Doris's face twitched and then, because she was in that state closely bordering upon the unknown, that state open to impressions and suggestions from sources outside the explainable, Silver Gap seemed to open alluringly to her imagination. It was like a dropped stitch to be taken up and woven into the pattern!

She suddenly felt that she had always known she must go back. It was like the heart trouble—a thing on her road! Doris smiled and David patted her hands.

"That's the way it strikes me," he said, quite as if he were gaining his inspiration whence hers came. "After you told me about the—the children, you know, Doris, years ago, I went down there and gave the place a look-over. The South always affects me like a—well, a lotus flower—sleeping but filled with wonderful dreams. It gets me! Why, after seeing Ridge House I even went so far as to buy a piece of land known as Blowing Rock Clearing. I've planned, if that scamp of a nephew of mine ever develops into a sawbones, to leave him in charge here and go down South myself and put up a shack on my clearing." Martin was watching Doris now from under his brows; he was talking against the silence that might engulf her again; seeking to hold her to a future that he had been vaguely considering in the past. He thankfully saw her interest growing.

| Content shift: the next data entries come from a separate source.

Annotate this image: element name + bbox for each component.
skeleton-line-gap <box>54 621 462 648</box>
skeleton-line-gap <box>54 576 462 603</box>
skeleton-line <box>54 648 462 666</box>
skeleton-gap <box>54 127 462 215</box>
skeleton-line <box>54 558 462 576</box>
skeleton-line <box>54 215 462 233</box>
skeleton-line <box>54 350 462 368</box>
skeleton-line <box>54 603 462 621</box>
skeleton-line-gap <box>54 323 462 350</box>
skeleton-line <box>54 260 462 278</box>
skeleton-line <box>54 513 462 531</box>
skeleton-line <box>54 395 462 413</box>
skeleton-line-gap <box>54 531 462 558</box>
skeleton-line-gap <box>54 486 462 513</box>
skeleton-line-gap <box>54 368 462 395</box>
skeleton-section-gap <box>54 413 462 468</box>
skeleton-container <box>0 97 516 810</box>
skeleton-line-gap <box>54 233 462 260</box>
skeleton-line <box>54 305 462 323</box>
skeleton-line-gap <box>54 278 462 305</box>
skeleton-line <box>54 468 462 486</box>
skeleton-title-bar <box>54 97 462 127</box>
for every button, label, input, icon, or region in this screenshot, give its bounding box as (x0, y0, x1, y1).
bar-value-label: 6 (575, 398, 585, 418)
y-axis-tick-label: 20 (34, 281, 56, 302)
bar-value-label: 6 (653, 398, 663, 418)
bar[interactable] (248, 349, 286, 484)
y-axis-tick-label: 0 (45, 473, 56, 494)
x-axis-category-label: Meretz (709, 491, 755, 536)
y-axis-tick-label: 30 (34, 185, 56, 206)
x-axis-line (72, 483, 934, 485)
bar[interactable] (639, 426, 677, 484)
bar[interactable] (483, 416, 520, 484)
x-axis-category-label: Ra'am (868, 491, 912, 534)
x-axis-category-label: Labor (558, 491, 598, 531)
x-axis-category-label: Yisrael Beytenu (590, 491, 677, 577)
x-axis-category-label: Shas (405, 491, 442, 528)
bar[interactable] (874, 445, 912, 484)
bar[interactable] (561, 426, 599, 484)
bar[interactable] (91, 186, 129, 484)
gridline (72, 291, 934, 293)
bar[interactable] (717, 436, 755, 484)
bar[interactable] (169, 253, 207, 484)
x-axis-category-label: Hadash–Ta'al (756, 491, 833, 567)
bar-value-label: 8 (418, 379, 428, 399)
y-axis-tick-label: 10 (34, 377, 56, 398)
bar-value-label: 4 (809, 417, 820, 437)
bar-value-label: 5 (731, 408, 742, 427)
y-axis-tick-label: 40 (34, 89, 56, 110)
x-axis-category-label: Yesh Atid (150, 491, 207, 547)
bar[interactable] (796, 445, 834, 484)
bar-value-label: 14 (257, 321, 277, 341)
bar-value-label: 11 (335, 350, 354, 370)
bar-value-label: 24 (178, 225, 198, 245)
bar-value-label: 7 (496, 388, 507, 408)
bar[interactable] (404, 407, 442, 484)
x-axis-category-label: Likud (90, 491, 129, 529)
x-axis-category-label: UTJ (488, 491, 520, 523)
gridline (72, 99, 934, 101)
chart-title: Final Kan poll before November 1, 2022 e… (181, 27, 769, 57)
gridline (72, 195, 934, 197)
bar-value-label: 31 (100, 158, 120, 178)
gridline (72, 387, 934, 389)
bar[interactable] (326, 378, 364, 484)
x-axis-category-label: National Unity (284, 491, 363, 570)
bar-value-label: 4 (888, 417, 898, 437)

"You did that, David—how like you!"

The tears still came easily to Doris's eyes.

"Oh, well, I have a thrifty streak, and I hated to see a property like Ridge House lie fallow. It's great. The buying of Blowing Rock was pure Yankee sense of a bargain. But you see how it all works out. You'll have the time of your life developing your holdings and, at odd moments, I can start my shack. Look upon the change as an adventure—nothing permanent. In a year or so you may be able to spend most of the time on pavements—though why in God's name you want to is hard to imagine."

Doris was smiling.

"But the girls!" she faltered.

"Forget them. Give them a chance to think of you. Take them abroad—that will be good for you all, but in the autumn, Doris, go South! You must escape next winter."